J’ai appris, avec joie, que de nouveaux et brillants défenseurs, tant à la Chambre qu’au Sénat, avaient, ces temps derniers, joint leurs efforts à ceux de vos amis de la première heure. Puissent-ils amener nos « vénérables » Sénateurs à une conception plus « actuelle » de la femme, de la jeune fille moderne, de leur rôle dans la vie d’aujourd’hui et des droits étendus qu’elles méritent !
J’ai été, l’autre jour, reçu par le « Soroptimist Club de Paris ». Vous connaissez, Mesdames, la composition de ce groupement qui réunit à Paris, comme dans les autres grandes villes du Monde, une élite de femmes appartenant au Commerce, à l’Industrie, au Barreau, aux Lettres, à l’Enseignement. J’ai été véritablement séduit par cette réunion, où l’esprit le disputait au charme et au talent, sous ses formes les plus variées. Non sans confusion, je me disais : « De telles femmes, qui sont l’honneur de notre pays, dont l’activité ajoute au prestige et à la prospérité de Paris, de telles femmes ne votent pas ! ».
Et, à ce propos, un mot piquant revient à ma mémoire, que je vous confie, Mesdames, sous le sceau du secret. Une dame de mes amies me disait un jour : « Quand une femme accompagne son mari à une réunion électorale, l’homme écoute et la femme comprend ! ». Je n’irai pas jusqu’à dire qu’il en est toujours ainsi, mais cela doit l’être dans bien des cas. Je crois volontiers que la femme, rendue sceptique, par une expérience atavique, sur la sincérité des promesses des hommes, a une tendance naturelle à rechercher, au delà de la musique des mots, des assurances plus substantielles et qu’elle est moins que nous sensible à l’éloquence officielle, à laquelle rien ne sert de tordre le cou, car elle est une hydre aux cent têtes !
Après cette digression, que je m’en voudrais, Mesdames, de prolonger, laissez-moi dire un mot de votre dernier Congrès. Il m’inspire la pensée suivante : En vérité, tout homme de bonne foi devrait être conquis à la seule lecture de son programme. Sous le titre très général de l’Avenir français, vous avez étudié, dans l’esprit le plus large et le plus objectif, la plupart des grands problèmes de l’heure, dans l’ordre politique, économique, fiscal, pédagogique et électoral.
De telles préoccupations soulignent que les Françaises ont élevé le niveau de leurs connaissances juridiques et administratives à un degré auquel beaucoup d’hommes – et qui pourtant votent ! – sont bien loin d’être parvenus. Ces compétences impliquent que les femmes ont aujourd’hui fait un stage qui leur confère une véritable vocation à assumer des responsabilités, à revendiquer des droits qui sont la juste contrepartie de tous les devoirs, de toutes les charges qui leur incombent.

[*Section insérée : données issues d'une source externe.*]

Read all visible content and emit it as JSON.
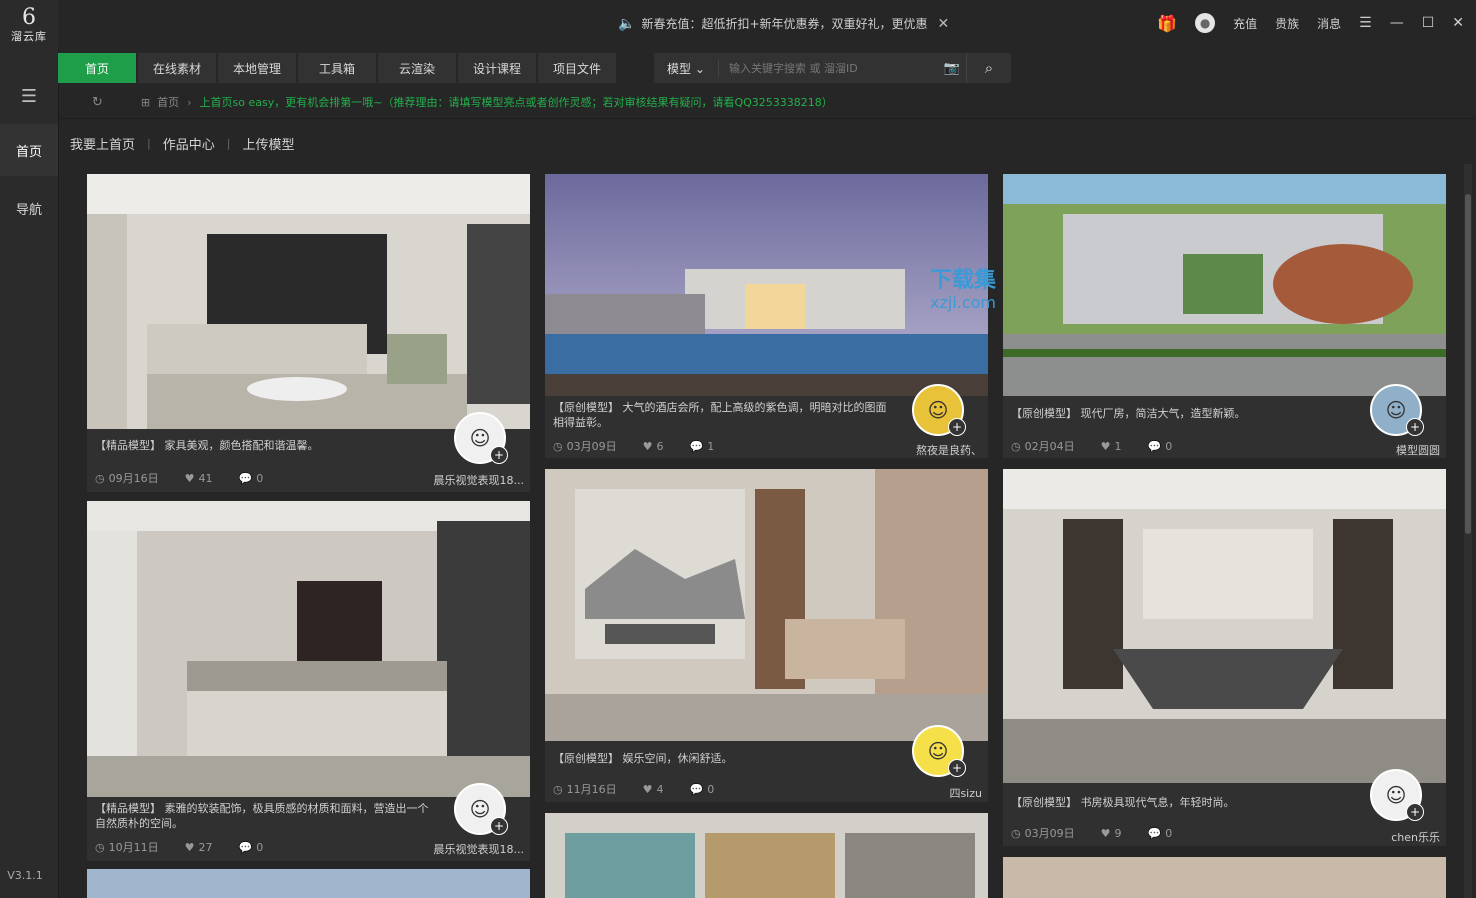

L’intervention des femmes dans la vie publique ne saurait être différée plus longtemps. Elle ne détournera pas, j’en suis persuadé, les Françaises de leur mission traditionnelle de mères et d’épouses. Elle contribuera, au contraire, à remettre en honneur les valeurs spirituelles, à diriger vers un idéal de réformes morales et sociales l’activité des élus trop souvent sollicités par les luttes de la politique pure. Elle fera passer sur nos Assemblées un grand souffle de bonté et de dévouement et elle aidera puissamment à l’œuvre du redressement national, que nous appelons de tous nos vœux et pour laquelle le concours de toutes les bonnes volontés est indispensable.
Les femmes sont les gardiennes du foyer. Elles sont l’âme de la maison. Elles ne renieront rien de ce patrimoine qui est traditionnellement le leur, mais leur éducation, leur expérience, leurs réalisations les autorisent désormais à étendre plus loin encore les bienfaits de leur activité. Il leur appartient de contribuer par leur précieuse collaboration à mettre plus d’ordre, plus de justice et plus d’autorité dans la cité, dans la société et dans la patrie. (Applaudissements prolongés.)